A spoken language lexicon may be a component in a system, a system lexicon , or a background resource for wider use, a lexical database , in each case containing information about the pronunciation, the spelling, the syntactic usage, the meaning and specific pragmatic properties of words; lexica containing subsets of this information may also be referred to as spoken language lexica, though the simpler cases are often simply referred to as wordlists. Where there is little danger of confusion, the term spoken language lexicon will be used to refer indifferently to either a spoken language system lexicon or a spoken language lexical database. A lexical databse may be general purpose, or orientated towards specific tasks such as speech recognition or speech synthesis, and restricted to a specific scenario. For system development and evaluation it is generally critical to define an agreed word-list with a well-defined notion of word (e.g. a fully inflected word form), and an associated complete and consistent pronunciation dictionary for grapheme-phoneme conversion and language model construction (see Chapter 7).

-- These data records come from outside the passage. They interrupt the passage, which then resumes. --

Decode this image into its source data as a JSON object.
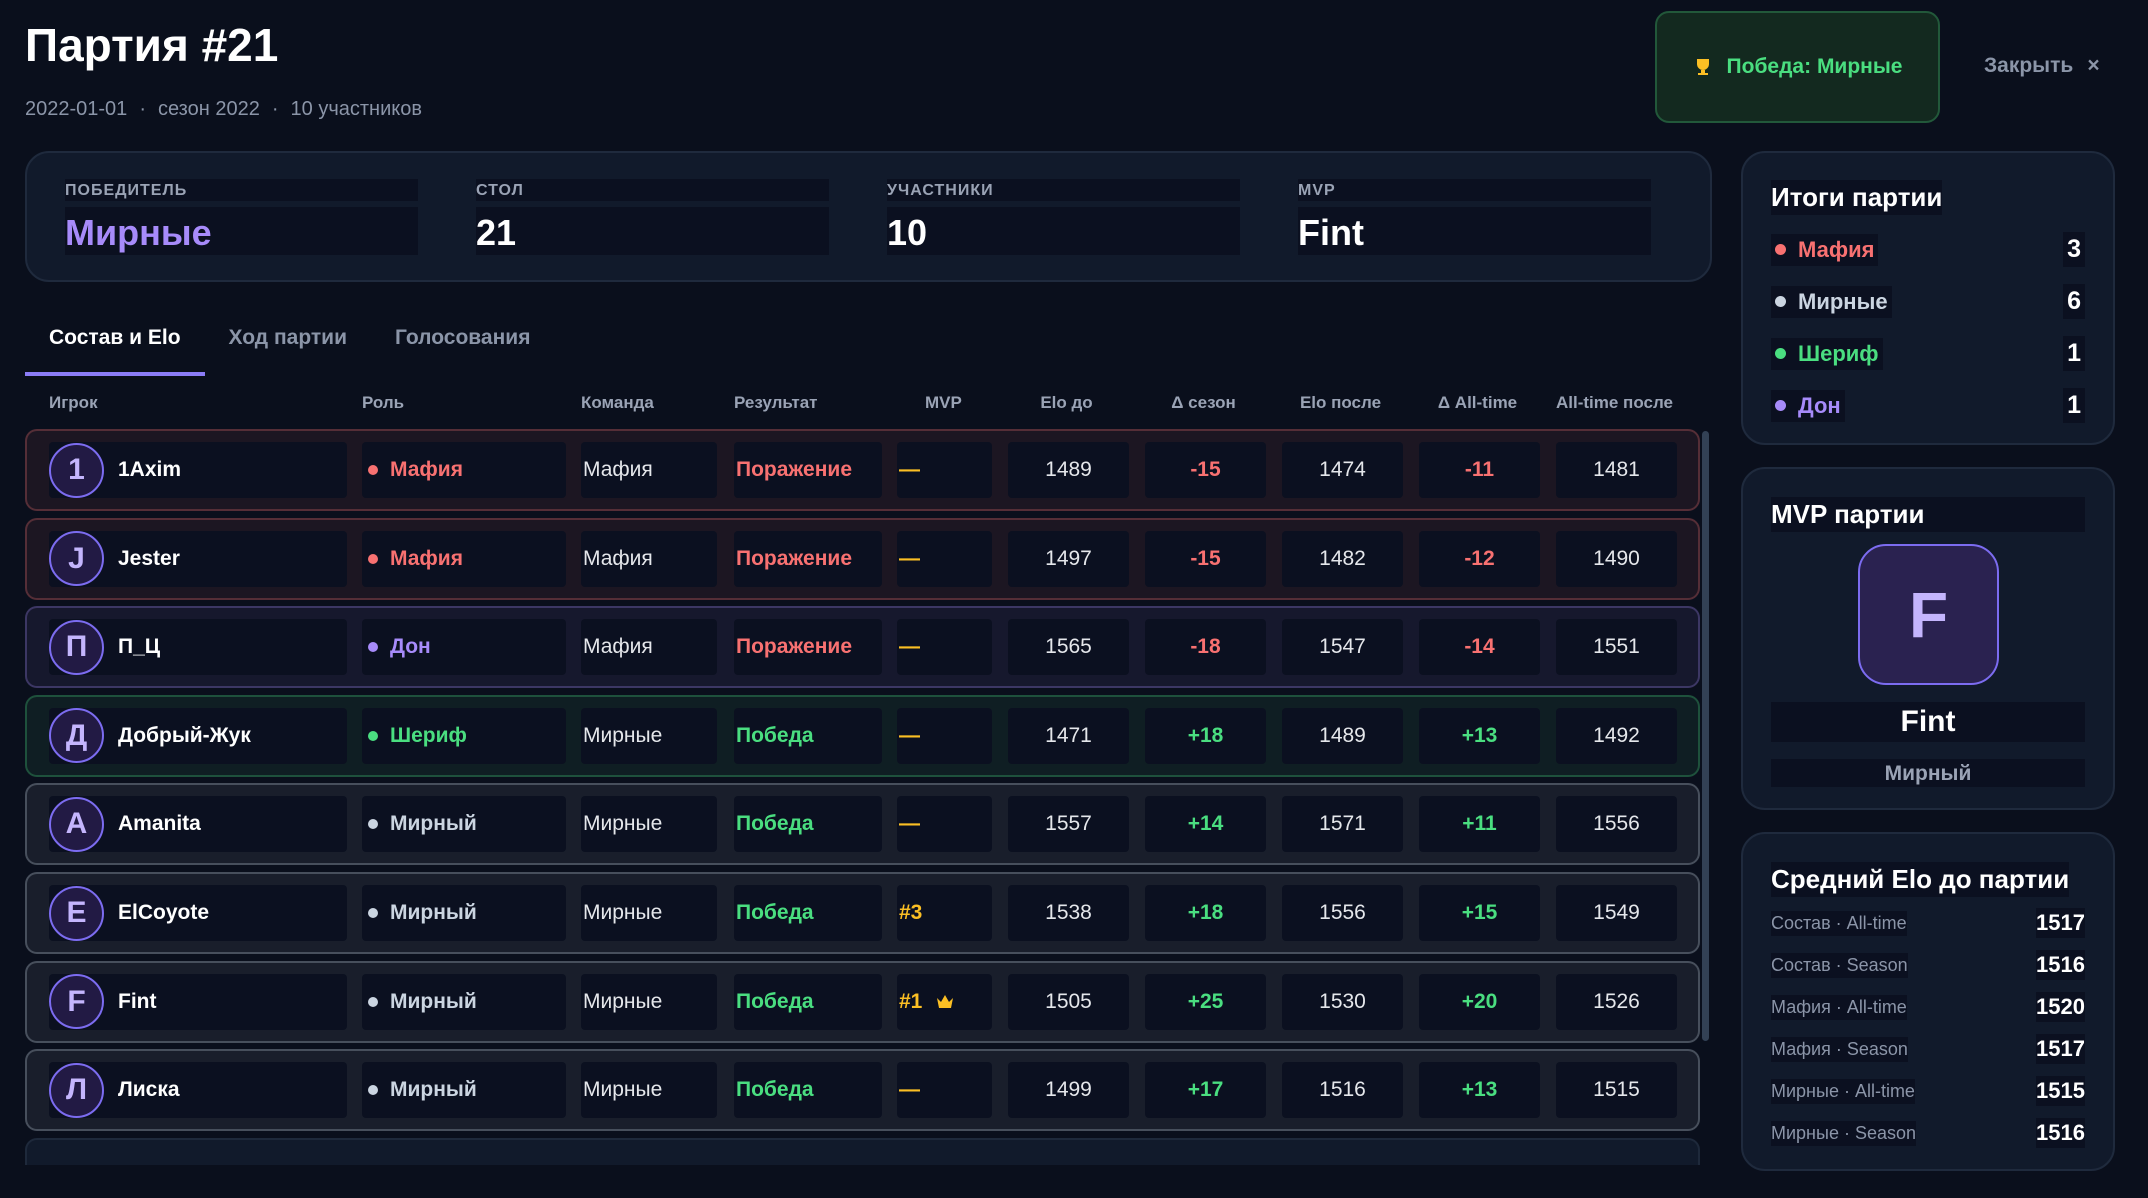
{
  "header": {
    "title": "Партия #21",
    "meta": [
      "2022-01-01",
      "сезон 2022",
      "10 участников"
    ],
    "winner_badge": "Победа: Мирные",
    "close": "Закрыть"
  },
  "summary": [
    {
      "label": "ПОБЕДИТЕЛЬ",
      "value": "Мирные"
    },
    {
      "label": "СТОЛ",
      "value": "21"
    },
    {
      "label": "УЧАСТНИКИ",
      "value": "10"
    },
    {
      "label": "MVP",
      "value": "Fint"
    }
  ],
  "tabs": [
    "Состав и Elo",
    "Ход партии",
    "Голосования"
  ],
  "table": {
    "columns": [
      "Игрок",
      "Роль",
      "Команда",
      "Результат",
      "MVP",
      "Elo до",
      "Δ сезон",
      "Elo после",
      "Δ All-time",
      "All-time после"
    ],
    "rows": [
      {
        "avatar": "1",
        "player": "1Axim",
        "role": "Мафия",
        "color": "#f87171",
        "team": "Мафия",
        "result": "Поражение",
        "mvp": "—",
        "elo_before": "1489",
        "delta_season": "-15",
        "elo_after": "1474",
        "delta_alltime": "-11",
        "alltime_after": "1481"
      },
      {
        "avatar": "J",
        "player": "Jester",
        "role": "Мафия",
        "color": "#f87171",
        "team": "Мафия",
        "result": "Поражение",
        "mvp": "—",
        "elo_before": "1497",
        "delta_season": "-15",
        "elo_after": "1482",
        "delta_alltime": "-12",
        "alltime_after": "1490"
      },
      {
        "avatar": "П",
        "player": "П_Ц",
        "role": "Дон",
        "color": "#a78bfa",
        "team": "Мафия",
        "result": "Поражение",
        "mvp": "—",
        "elo_before": "1565",
        "delta_season": "-18",
        "elo_after": "1547",
        "delta_alltime": "-14",
        "alltime_after": "1551"
      },
      {
        "avatar": "Д",
        "player": "Добрый-Жук",
        "role": "Шериф",
        "color": "#4ade80",
        "team": "Мирные",
        "result": "Победа",
        "mvp": "—",
        "elo_before": "1471",
        "delta_season": "+18",
        "elo_after": "1489",
        "delta_alltime": "+13",
        "alltime_after": "1492"
      },
      {
        "avatar": "A",
        "player": "Amanita",
        "role": "Мирный",
        "color": "#cbd5e1",
        "team": "Мирные",
        "result": "Победа",
        "mvp": "—",
        "elo_before": "1557",
        "delta_season": "+14",
        "elo_after": "1571",
        "delta_alltime": "+11",
        "alltime_after": "1556"
      },
      {
        "avatar": "E",
        "player": "ElCoyote",
        "role": "Мирный",
        "color": "#cbd5e1",
        "team": "Мирные",
        "result": "Победа",
        "mvp": "#3",
        "elo_before": "1538",
        "delta_season": "+18",
        "elo_after": "1556",
        "delta_alltime": "+15",
        "alltime_after": "1549"
      },
      {
        "avatar": "F",
        "player": "Fint",
        "role": "Мирный",
        "color": "#cbd5e1",
        "team": "Мирные",
        "result": "Победа",
        "mvp": "#1",
        "elo_before": "1505",
        "delta_season": "+25",
        "elo_after": "1530",
        "delta_alltime": "+20",
        "alltime_after": "1526"
      },
      {
        "avatar": "Л",
        "player": "Лиска",
        "role": "Мирный",
        "color": "#cbd5e1",
        "team": "Мирные",
        "result": "Победа",
        "mvp": "—",
        "elo_before": "1499",
        "delta_season": "+17",
        "elo_after": "1516",
        "delta_alltime": "+13",
        "alltime_after": "1515"
      }
    ]
  },
  "sidebar": {
    "results": {
      "title": "Итоги партии",
      "items": [
        {
          "name": "Мафия",
          "count": "3",
          "color": "#f87171"
        },
        {
          "name": "Мирные",
          "count": "6",
          "color": "#cbd5e1"
        },
        {
          "name": "Шериф",
          "count": "1",
          "color": "#4ade80"
        },
        {
          "name": "Дон",
          "count": "1",
          "color": "#a78bfa"
        }
      ]
    },
    "mvp": {
      "title": "MVP партии",
      "avatar": "F",
      "name": "Fint",
      "role": "Мирный"
    },
    "avg_elo": {
      "title": "Средний Elo до партии",
      "items": [
        {
          "label": "Состав · All-time",
          "value": "1517"
        },
        {
          "label": "Состав · Season",
          "value": "1516"
        },
        {
          "label": "Мафия · All-time",
          "value": "1520"
        },
        {
          "label": "Мафия · Season",
          "value": "1517"
        },
        {
          "label": "Мирные · All-time",
          "value": "1515"
        },
        {
          "label": "Мирные · Season",
          "value": "1516"
        }
      ]
    }
  }
}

A spoken language lexicon is defined as a list of representations of lexical entries consisting of spoken word forms paired with their other lexical properties such as spelling, pronunciation, part of speech (POS), meaning and usage information, in such a way as to optimise lookup of any or all of these properties. This definition covers a wide range of specific types of spoken language lexicon, . At the one end of the spectrum are lists in which orthography provides a more or less indirect representation of a spoken word form pronunciation augmented by tabular pronunciation dictionaries and conversion rules. At the other end are declarative knowledge bases with attribute-value matrix representation formalisms and inheritance hierarchies with associated inference machines, by means of which details of lexical information are inferred from specific premises (entries) about individual lexical items and general premises (rules) about the structure of lexical items. Between these extremes are optimised representations such as those discussed in Chapter 7, and other application directed special lexicon types based, for instance, on the different requirements for pronunciation tables for speech recognisers and for speech synthesisers.
Both in speech recognition and in speech synthesis, the different kinds of spoken language lexicon are generally orientated towards the forms of words rather than towards their distribution in larger text or utterance units, or their meaning and use in context. Furthermore, where possible closed sets of fully inflected words which are actually attested in corpora are preferred to the construction of words on morphological principles, though rule-based word construction is increasing in importance in projects concerned with highly inflecting languages or aimed at the recognition of spontaneous continuous speech in which out-of-vocabulary words or ad hoc coinages (nonce forms) are encountered. In addition to out-of-vocabulary words, systematic noise events may also require inventarisation in a lexical database.